Изменить размер шрифта - +
Пьеру неприятно было вступать в разговор с этим стариком, но он, невольно покоряясь ему, подошел и сел подле него.

— Вы несчастливы, государь мой, — продолжал он. — Вы молоды, я стар. Я бы желал по мере моих сил помочь вам.

— Ах, да, — с неестественной улыбкой сказал Пьер. — Очень вам благодарен… Вы откуда изволите проезжать? — Лицо проезжающего было не ласково, даже холодно и строго, но, несмотря на то, и речь и лицо нового знакомца неотразимо-привлекательно действовали на Пьера.

— Но если по каким-либо причинам вам неприятен разговор со мною, — сказал старик, — то вы так и скажите, государь мой. — И он вдруг улыбнулся неожиданной отечески нежной улыбкой.

— Ах, нет, совсем нет, напротив, я очень рад познакомиться с вами, — сказал Пьер и, взглянув еще раз на руки нового знакомца, ближе рассмотрел перстень. Он увидал на нем адамову голову, знак масонства.

— Позвольте мне спросить, — сказал он, — вы масон?

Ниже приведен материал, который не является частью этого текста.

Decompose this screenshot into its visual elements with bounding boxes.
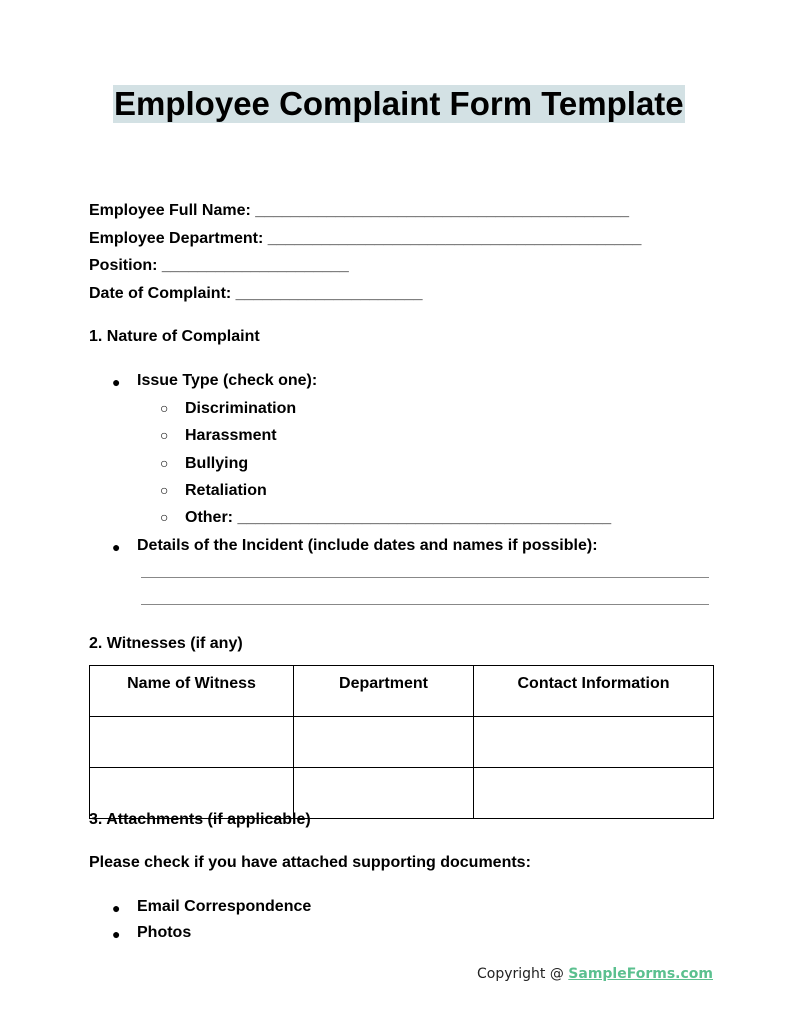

— Да, я принадлежу к братству свободных каменщиков, — сказал проезжий, все глубже и глубже вглядываясь в глаза Пьеру. — И от себя и от их имени протягиваю вам братскую руку.

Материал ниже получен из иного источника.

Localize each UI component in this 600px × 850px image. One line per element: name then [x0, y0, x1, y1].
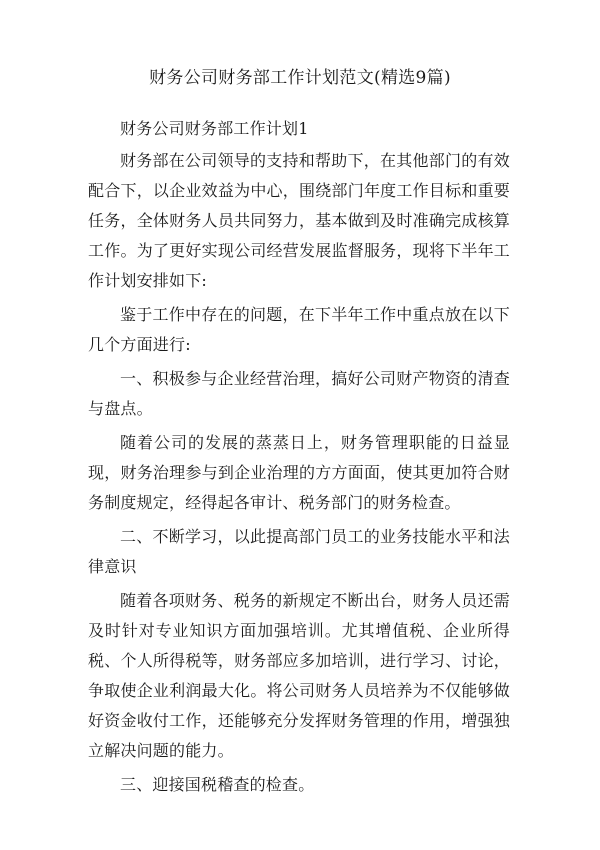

— Я боюсь, — сказал Пьер, улыбаясь и колеблясь между доверием, внушаемым ему личностью масона, и привычкой насмешки над верованиями масонов, — я боюсь, что я очень далек от пониманья, как это сказать, я боюсь, что мой образ мыслей насчет всего мироздания так противоположен вашему, что мы не поймем друг друга.

— Мне известен ваш образ мыслей, — сказал масон, — и тот ваш образ мыслей, о котором вы говорите и который вам кажется произведением вашего мысленного труда, есть образ мыслей большинства людей, есть однообразный плод гордости, лени и невежества. Извините меня, государь мой, ежели бы я не знал его, я бы не заговорил с вами. Ваш образ мыслей есть печальное заблужденье.

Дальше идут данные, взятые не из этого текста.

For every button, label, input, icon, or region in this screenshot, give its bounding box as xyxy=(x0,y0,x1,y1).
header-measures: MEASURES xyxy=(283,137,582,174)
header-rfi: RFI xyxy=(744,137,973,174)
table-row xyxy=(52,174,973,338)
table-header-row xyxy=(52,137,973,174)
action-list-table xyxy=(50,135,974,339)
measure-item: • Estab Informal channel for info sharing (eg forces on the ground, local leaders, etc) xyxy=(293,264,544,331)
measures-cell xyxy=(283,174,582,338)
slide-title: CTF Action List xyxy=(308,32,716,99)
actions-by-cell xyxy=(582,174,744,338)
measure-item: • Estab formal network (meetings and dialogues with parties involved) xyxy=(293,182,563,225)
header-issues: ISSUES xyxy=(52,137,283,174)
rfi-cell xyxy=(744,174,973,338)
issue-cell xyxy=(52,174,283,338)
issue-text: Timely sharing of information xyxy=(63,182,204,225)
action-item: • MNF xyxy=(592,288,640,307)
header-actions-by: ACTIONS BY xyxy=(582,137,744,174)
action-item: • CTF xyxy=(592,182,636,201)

— Точно так же, как я могу предполагать, что и вы находитесь в заблуждении, — сказал Пьер, слабо улыбаясь.

— Я никогда не посмею сказать, что я знаю истину, — сказал масон, все более и более поражая Пьера своею определенностью и твердостью речи. — Никто один не может достигнуть до истины; только камень за камнем, с участием всех, миллионами поколений, от праотца Адама и до нашего времени, воздвигается тот храм, который должен быть достойным жилищем великого бога, — сказал масон и закрыл глаза.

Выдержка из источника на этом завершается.